HARTFORD, Conn. (AP) - Connecticut regulators are investigating why utility Eversource has nearly doubled the number of electricity service shut-offs for nonpayment over the past few years, U.S. Sen. Chris Murphy said Friday.

The Connecticut Democrat said he received a letter from Katie Dykes, chairwoman of the state Public Utilities Regulatory Authority, saying the agency is reviewing utility policies on termination of service. In the letter, Dykes called the review a “proceeding on the subject of uncollectible accounts” and electricity and gas distribution companies will be invited to take part.

Murphy called for an investigation after WTNH-TV reported in February that Eversource’s disconnections increased to nearly 52,300 in 2017 from about 28,900 in 2015, based on the regulatory authority’s data.

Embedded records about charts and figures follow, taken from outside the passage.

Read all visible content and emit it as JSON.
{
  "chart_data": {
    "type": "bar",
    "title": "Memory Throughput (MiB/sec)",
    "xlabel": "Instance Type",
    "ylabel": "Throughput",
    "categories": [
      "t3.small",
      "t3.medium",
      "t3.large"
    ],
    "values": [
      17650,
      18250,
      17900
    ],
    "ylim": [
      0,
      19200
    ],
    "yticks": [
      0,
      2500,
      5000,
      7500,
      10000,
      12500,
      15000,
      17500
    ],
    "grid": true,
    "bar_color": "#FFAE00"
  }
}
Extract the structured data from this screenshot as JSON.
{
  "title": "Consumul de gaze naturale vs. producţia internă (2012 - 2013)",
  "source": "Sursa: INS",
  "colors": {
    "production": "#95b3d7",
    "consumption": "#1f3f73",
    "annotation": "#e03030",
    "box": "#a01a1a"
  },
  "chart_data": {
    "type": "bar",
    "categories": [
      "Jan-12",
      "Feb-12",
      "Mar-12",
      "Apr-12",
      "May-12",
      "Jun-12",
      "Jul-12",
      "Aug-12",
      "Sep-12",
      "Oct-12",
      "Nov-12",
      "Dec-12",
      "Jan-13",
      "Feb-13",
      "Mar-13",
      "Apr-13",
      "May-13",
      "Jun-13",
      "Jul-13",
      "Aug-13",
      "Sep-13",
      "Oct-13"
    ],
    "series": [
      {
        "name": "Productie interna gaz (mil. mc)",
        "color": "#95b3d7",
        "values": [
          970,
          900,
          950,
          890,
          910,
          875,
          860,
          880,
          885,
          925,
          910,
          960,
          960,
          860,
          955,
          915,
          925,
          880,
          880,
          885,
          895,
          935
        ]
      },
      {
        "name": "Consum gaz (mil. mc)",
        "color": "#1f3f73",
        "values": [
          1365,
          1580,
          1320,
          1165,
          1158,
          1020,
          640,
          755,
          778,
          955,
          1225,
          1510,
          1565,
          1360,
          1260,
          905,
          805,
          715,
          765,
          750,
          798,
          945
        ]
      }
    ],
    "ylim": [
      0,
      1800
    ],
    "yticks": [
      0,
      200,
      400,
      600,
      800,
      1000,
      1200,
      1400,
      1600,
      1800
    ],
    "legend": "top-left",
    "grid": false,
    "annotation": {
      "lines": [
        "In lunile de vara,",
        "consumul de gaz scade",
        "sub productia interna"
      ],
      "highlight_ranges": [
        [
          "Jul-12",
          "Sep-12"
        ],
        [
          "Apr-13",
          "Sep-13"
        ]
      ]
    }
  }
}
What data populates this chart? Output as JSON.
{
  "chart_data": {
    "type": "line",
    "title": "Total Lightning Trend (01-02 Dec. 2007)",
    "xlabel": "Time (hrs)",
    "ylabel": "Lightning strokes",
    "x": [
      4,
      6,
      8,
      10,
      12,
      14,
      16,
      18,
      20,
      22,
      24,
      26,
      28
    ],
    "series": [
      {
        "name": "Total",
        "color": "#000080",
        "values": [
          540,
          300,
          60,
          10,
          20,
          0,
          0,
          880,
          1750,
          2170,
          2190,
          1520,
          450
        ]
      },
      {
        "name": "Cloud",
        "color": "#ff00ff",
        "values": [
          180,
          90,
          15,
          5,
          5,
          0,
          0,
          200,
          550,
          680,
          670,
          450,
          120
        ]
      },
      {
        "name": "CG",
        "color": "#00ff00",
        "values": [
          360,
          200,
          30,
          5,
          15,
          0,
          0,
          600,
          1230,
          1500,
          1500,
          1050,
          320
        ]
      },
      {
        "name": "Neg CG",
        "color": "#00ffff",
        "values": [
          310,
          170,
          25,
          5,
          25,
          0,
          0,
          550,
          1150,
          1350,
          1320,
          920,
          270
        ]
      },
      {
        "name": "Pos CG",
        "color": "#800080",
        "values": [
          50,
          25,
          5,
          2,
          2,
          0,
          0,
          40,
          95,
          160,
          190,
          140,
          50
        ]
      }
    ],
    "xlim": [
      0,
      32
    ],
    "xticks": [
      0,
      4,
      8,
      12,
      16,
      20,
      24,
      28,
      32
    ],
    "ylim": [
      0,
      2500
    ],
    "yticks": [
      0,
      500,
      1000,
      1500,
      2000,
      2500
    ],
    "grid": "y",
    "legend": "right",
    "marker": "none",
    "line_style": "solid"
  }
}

“I’m glad that PURA is taking such swift action to figure out why Eversource disconnected so many customers,” Murphy said in a statement.

Eversource officials said Friday that they will cooperate with the agency’s review. They said the company, which provides electricity to 1.2 million customers in Connecticut, offers a variety of programs to help customers with their bills.

“As an energy provider, the last thing we want to do is shut off a customer’s power,” Eversource spokeswoman Tricia Taskey Modifica said. “However it’s important to note unpaid bills drive up costs for everyone else. We always suggest customers call us immediately if they’re having difficulty paying their bill so we can work with them.”

A company spokesman previously said the increase in service terminations could have been due to rising energy prices.

Murphy said wholesale electricity prices have remained comparatively low and Eversource’s disconnections warranted a review of its customer outreach efforts. Eversource officials responded that the company provides a significant amount of information to its customers.

Dykes said the regulatory agency also will be inviting community action agencies, advocates for low-income families, the state Office of Consumer Counsel and others to participate in the review.